The group made it to the top after a nine hour push from the team's high camp at 26,000ft.
The Wyeth Irish Everest Expedition 2004 team left Ireland on 17 March - St Patrick's Day.
Over the past six weeks, the team prepared for their summit attempt through crucial acclimatisation climbs on the mountain's lower reaches.
They also established camps for storing supplies to aid them in their summit bid.
The team - which included Sherpas and Irish climbers - reached the summit at 0145 BST on Tuesday.
Speaking on a satellite phone from the summit, expedition leader Pat Falvey said the climb had gone according to plan.

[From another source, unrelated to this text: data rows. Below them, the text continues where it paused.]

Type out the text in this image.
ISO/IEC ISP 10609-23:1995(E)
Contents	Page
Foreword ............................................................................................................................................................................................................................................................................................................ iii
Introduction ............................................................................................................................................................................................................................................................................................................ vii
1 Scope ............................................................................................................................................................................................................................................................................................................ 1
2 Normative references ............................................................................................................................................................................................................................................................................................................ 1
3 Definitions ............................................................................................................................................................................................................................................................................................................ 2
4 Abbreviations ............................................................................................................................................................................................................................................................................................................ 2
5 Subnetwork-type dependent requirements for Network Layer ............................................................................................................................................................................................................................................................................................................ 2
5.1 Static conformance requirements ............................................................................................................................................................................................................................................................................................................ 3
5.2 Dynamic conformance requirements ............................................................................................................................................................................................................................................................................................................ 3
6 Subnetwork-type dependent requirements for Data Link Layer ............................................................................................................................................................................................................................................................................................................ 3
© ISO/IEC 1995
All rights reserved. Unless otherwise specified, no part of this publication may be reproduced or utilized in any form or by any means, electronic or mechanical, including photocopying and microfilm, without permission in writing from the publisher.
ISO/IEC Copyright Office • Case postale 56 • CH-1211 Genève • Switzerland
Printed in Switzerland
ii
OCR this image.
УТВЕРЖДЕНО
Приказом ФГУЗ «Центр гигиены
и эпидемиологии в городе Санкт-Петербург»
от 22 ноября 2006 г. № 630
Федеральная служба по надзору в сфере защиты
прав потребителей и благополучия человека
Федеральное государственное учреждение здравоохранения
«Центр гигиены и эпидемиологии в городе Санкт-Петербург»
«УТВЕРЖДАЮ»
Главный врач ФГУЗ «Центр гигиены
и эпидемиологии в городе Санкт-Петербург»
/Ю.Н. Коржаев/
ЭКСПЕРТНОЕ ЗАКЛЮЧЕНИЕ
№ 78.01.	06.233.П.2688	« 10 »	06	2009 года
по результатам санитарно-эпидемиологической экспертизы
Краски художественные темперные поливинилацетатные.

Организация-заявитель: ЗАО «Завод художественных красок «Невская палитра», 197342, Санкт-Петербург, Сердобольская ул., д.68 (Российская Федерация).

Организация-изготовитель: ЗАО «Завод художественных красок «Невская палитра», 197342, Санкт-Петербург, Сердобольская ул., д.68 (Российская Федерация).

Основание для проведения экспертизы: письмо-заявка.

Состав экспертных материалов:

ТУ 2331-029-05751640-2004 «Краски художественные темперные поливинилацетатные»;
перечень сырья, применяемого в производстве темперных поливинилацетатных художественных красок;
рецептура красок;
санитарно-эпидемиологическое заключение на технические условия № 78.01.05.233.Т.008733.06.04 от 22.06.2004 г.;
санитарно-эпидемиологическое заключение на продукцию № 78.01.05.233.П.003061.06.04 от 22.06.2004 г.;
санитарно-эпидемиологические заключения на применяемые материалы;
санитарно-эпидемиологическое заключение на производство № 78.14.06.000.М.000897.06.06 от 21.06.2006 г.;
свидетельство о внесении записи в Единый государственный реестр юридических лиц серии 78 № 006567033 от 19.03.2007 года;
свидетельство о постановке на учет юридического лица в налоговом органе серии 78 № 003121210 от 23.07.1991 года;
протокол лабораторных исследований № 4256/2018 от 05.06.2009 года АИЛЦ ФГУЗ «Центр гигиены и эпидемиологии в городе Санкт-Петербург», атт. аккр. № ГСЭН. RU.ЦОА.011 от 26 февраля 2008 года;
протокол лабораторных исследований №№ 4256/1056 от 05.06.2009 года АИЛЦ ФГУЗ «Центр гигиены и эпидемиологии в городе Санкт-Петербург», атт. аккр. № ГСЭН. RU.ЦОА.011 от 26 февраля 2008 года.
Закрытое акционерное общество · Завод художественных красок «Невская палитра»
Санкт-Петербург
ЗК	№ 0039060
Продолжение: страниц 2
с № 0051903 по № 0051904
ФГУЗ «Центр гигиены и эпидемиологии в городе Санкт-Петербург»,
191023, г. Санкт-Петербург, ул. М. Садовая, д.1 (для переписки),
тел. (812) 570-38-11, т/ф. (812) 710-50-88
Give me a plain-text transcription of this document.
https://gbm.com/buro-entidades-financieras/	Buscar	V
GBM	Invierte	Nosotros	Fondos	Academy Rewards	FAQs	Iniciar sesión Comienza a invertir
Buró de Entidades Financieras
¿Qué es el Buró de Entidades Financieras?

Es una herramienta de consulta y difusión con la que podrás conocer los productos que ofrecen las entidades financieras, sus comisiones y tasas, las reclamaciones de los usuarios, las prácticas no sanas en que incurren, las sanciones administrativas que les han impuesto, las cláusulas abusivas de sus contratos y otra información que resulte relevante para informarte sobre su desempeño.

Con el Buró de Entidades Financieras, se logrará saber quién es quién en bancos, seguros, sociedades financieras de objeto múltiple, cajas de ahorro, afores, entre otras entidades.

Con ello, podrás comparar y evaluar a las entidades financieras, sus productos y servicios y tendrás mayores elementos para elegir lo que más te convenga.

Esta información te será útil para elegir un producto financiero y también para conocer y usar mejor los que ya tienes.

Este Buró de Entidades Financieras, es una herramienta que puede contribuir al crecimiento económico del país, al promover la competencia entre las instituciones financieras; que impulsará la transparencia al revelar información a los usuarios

"The weather was superb and we held up to savour the immense thrill and history of our achievement where for a few minutes, Clare stood on the summit of the highest peak on Earth - making the first Irish female ascent of Everest," he said.
"We have done what we set out to achieve and I'm just so excited."
'The Death Zone'
Clare O'Leary said: "I set out on St Patrick's Day with one goal in mind and that was to reach the top and I've done it. I'm really proud to have this honour.
"We had a very strong team under Pat's leadership and I am very grateful to him and my Nepali team-mates.
"The experience from our previous attempt has paid off this year and I can hardly express my happiness."
The climbers said the final day's climb was made at altitudes know as The Death Zone.
Climbers use supplementary bottled oxygen to remain alert to dangers and sudden weather changes.
Pat Falvey said the main concern was now to get the team back down to base camp as safely as possible.
"The expedition now down the mountain is a very dangerous one. I am just praying that everyone makes it down safe and well and then we can celebrate with our team here in Nepal before making our way home," he said.
In May last year, Terence "Banjo" Bannon, 35, from Newry in County Down and his team-mate New Zealander Jamie McGuinness, 37, reached the top of the world's highest peak.
It was the first time a team from Northern Ireland had reached the summit and followed the success of an Irish team earlier in the month.
It was Terence's second attempt at climbing Everest, having been as far as base camp with Dawson Stelfox, also from Northern Ireland, who reached the summit of Everest 11 years ago.